Steven E. Hyman is former provost and Distinguished Service Professor of Stem Cell and Regenerative Biology at Harvard University. A 1980 graduate of Harvard Medical School, Hyman pursued basic neurobiological research, focusing on drug addiction and the molecular origins of mental illness. By 1994, he became the first faculty director of Harvard University’s Mind/Brain/Behavior Initiative, a multidisciplinary effort to study how nervous system disease relates to human behavior. Shortly thereafter, the director of the National Institutes of Health recruited Hyman to lead the National Institute of Mental Health (NIMH). But in 2001, Hyman left the NIMH to become the University’s provost, a position he held until 2011.

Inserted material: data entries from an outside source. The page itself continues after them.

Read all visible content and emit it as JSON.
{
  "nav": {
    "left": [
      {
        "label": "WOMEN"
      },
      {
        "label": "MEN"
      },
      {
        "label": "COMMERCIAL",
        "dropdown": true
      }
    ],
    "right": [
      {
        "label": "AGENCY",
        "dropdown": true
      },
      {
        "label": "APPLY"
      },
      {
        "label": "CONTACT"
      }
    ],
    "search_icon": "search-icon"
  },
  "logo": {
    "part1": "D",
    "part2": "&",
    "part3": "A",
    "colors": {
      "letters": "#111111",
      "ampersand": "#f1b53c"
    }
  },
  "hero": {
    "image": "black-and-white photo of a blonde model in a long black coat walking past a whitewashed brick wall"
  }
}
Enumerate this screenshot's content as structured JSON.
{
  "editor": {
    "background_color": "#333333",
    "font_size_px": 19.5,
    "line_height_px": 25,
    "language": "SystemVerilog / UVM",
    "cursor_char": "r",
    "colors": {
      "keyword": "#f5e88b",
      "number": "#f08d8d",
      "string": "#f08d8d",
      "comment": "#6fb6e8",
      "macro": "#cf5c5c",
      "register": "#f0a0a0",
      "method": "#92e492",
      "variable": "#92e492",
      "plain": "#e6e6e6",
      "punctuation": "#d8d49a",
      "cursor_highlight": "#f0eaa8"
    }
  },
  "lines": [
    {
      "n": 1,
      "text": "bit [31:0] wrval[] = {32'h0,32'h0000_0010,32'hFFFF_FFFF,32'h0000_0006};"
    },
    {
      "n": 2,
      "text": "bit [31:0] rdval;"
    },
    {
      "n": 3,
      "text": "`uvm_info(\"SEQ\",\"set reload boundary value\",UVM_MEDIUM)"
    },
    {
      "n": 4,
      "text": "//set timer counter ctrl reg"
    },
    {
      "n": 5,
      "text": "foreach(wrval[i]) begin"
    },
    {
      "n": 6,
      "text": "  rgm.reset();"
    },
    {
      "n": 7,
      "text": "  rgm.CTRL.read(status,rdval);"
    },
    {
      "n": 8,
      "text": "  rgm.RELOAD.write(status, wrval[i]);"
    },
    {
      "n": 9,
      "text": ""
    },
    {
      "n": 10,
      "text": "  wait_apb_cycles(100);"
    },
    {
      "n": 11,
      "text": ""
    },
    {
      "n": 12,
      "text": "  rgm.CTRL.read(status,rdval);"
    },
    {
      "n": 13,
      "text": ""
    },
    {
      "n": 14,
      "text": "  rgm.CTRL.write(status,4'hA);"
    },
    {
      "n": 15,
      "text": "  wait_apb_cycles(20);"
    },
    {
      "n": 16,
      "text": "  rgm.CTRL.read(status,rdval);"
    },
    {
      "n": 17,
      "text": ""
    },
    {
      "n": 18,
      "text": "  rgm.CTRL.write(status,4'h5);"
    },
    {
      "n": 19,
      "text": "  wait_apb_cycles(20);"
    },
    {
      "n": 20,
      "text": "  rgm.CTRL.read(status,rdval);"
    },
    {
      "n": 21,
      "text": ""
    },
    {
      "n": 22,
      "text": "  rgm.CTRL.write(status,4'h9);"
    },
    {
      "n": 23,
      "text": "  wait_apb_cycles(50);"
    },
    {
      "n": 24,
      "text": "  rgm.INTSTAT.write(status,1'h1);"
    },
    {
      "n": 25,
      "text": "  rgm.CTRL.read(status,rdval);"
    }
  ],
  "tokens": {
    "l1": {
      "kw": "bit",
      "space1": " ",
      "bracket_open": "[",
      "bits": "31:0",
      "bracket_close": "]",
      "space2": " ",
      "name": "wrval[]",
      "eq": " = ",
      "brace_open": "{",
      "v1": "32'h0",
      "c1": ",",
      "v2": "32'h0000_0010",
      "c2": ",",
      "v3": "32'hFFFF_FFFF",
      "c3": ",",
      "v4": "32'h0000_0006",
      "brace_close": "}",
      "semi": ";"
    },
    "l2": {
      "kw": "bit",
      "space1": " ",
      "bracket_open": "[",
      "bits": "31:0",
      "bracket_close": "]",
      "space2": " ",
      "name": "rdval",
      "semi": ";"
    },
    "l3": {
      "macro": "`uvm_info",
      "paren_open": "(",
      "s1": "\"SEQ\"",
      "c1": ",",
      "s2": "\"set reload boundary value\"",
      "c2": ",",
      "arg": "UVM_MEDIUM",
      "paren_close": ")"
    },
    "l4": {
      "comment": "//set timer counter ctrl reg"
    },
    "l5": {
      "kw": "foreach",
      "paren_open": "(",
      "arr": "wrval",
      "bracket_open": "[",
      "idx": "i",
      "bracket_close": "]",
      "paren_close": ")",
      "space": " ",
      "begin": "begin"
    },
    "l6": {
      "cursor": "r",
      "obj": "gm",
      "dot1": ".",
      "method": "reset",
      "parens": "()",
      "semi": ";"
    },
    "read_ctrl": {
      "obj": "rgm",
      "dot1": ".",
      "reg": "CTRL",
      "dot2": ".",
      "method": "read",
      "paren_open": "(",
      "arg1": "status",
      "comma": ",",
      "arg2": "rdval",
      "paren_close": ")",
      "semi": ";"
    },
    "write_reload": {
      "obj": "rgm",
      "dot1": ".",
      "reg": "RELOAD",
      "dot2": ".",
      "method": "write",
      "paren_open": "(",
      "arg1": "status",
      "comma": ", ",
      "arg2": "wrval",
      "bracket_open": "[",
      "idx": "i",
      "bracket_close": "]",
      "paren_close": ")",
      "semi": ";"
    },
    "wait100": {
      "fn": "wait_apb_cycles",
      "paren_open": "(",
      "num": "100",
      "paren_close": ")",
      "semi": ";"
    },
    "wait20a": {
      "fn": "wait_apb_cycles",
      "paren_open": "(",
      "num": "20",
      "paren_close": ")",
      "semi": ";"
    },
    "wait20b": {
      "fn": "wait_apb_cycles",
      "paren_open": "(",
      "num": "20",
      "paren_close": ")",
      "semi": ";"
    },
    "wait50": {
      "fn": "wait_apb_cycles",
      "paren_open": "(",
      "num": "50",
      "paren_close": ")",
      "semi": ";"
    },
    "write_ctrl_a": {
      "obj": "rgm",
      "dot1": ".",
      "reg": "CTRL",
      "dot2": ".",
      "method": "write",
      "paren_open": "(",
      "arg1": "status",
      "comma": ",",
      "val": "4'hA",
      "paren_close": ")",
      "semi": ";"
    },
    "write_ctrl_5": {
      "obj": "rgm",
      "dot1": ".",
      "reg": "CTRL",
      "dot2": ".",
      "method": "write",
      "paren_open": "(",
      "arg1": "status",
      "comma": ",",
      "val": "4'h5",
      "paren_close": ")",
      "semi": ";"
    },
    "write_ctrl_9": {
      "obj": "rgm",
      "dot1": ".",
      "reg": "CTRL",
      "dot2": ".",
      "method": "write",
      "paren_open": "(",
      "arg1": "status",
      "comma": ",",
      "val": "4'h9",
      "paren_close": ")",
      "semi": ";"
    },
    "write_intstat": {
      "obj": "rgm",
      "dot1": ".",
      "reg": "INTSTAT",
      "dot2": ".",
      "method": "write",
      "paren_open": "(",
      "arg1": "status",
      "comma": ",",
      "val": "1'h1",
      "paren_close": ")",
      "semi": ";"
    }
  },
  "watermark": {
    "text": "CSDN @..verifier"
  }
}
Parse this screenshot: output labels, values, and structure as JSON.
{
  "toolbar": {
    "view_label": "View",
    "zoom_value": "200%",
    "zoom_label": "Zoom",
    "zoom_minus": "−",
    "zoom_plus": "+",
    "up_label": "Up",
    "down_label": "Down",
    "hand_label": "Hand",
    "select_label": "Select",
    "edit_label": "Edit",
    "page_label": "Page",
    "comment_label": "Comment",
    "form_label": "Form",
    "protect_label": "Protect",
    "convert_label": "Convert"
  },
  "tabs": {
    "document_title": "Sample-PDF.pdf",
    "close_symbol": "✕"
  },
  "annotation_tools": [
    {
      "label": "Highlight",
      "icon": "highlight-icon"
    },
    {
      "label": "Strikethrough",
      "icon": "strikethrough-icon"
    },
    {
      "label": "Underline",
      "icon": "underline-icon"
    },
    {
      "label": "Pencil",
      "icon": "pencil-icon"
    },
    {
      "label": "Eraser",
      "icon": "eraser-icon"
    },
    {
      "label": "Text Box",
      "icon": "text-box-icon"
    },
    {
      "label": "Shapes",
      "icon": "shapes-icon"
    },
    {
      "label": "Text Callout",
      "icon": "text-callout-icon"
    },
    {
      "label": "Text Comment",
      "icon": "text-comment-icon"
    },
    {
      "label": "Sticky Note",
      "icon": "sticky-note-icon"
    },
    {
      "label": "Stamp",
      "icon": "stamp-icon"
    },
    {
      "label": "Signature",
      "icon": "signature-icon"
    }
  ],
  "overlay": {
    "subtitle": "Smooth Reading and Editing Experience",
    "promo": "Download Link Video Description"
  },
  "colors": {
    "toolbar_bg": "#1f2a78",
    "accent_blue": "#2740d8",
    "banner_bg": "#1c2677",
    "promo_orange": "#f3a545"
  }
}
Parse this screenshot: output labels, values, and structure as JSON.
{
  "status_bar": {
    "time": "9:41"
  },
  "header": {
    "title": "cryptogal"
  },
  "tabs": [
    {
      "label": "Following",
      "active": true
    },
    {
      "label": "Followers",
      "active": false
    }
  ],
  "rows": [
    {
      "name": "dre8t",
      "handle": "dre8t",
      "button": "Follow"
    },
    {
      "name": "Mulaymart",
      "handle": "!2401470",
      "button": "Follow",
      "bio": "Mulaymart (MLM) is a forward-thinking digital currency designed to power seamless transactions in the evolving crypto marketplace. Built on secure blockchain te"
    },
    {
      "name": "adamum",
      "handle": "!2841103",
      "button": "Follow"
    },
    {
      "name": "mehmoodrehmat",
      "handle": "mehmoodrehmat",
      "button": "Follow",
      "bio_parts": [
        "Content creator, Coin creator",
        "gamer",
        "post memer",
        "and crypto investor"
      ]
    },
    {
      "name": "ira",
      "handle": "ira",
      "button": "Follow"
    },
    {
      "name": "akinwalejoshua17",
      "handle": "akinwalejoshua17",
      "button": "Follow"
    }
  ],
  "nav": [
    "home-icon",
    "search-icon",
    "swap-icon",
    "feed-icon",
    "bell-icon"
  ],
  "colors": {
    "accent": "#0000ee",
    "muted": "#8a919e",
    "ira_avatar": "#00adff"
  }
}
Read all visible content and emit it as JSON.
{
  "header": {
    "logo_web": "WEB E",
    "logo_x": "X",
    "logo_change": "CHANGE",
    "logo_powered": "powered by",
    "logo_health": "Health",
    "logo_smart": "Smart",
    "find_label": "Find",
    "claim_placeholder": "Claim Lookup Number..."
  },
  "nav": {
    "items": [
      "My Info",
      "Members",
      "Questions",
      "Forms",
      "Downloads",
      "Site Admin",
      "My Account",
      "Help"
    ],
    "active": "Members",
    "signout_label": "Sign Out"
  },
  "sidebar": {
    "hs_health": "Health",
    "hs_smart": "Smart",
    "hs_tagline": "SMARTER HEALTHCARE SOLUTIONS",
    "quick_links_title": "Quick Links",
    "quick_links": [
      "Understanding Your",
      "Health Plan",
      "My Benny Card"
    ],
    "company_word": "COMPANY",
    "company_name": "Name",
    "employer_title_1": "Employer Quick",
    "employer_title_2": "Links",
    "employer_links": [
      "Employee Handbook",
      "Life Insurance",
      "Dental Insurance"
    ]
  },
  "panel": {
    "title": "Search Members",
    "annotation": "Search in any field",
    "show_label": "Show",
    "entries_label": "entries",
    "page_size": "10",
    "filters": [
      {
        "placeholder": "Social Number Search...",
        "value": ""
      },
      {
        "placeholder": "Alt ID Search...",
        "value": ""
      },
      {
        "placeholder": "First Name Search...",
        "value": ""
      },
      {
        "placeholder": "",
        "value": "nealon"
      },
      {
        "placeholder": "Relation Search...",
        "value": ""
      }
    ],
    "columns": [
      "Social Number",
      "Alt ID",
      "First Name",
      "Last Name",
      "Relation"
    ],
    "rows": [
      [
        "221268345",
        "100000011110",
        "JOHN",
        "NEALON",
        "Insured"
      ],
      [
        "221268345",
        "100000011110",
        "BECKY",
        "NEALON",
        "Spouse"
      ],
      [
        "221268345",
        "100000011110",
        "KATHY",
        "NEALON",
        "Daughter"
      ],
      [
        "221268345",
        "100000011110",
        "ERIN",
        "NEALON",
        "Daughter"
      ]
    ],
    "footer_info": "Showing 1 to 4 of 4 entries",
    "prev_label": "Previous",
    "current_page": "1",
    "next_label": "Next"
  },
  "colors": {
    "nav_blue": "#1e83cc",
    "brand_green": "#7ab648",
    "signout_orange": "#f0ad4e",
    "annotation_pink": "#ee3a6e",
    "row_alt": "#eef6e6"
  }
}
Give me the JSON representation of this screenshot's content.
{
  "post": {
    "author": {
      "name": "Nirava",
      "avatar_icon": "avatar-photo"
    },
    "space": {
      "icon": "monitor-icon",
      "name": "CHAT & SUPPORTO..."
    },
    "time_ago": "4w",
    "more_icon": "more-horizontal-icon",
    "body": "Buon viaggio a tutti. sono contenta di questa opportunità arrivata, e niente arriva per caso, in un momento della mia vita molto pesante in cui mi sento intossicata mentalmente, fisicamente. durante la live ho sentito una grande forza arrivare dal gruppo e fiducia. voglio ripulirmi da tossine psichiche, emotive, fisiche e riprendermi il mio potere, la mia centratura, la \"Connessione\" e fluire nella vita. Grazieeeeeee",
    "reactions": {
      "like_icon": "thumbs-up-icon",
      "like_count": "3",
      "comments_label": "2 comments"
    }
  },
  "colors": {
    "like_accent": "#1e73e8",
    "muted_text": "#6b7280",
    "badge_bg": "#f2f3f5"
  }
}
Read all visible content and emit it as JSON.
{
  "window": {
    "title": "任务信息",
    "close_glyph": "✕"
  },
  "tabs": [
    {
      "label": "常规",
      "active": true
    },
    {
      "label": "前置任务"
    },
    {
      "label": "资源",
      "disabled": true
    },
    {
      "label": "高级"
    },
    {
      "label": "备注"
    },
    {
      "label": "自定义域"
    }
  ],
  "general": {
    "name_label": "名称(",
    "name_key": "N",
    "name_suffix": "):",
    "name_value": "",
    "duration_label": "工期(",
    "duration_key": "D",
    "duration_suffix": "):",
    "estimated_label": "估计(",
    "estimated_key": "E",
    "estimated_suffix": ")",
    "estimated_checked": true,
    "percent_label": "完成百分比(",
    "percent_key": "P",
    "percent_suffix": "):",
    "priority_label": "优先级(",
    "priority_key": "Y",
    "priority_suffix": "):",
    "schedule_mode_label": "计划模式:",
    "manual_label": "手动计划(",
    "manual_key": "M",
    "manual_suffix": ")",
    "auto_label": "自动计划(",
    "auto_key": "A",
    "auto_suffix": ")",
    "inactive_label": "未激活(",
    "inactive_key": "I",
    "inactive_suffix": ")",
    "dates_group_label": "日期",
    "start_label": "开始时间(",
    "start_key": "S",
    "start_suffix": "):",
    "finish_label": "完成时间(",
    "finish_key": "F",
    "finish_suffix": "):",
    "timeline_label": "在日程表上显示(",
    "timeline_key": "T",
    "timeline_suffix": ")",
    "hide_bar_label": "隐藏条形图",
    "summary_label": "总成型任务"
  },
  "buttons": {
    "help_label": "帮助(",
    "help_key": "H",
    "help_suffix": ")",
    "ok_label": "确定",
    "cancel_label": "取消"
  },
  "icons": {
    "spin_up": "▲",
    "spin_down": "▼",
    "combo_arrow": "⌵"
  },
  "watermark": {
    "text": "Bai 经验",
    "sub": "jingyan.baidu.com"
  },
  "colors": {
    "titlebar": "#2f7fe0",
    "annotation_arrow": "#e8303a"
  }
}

A faculty member of the Harvard Stem Cell Institute, and director of the Stanley Center for Psychiatric Research at the Broad Institute of Harvard and MIT, Hyman’s career has been a rare combination of neuroscience and academic leadership.
Dr. Hyman was elected President-elect last year, and will hold the role for 2014-2015. He took over from past President Carol Mason, and Hollis Cline was voted President-elect.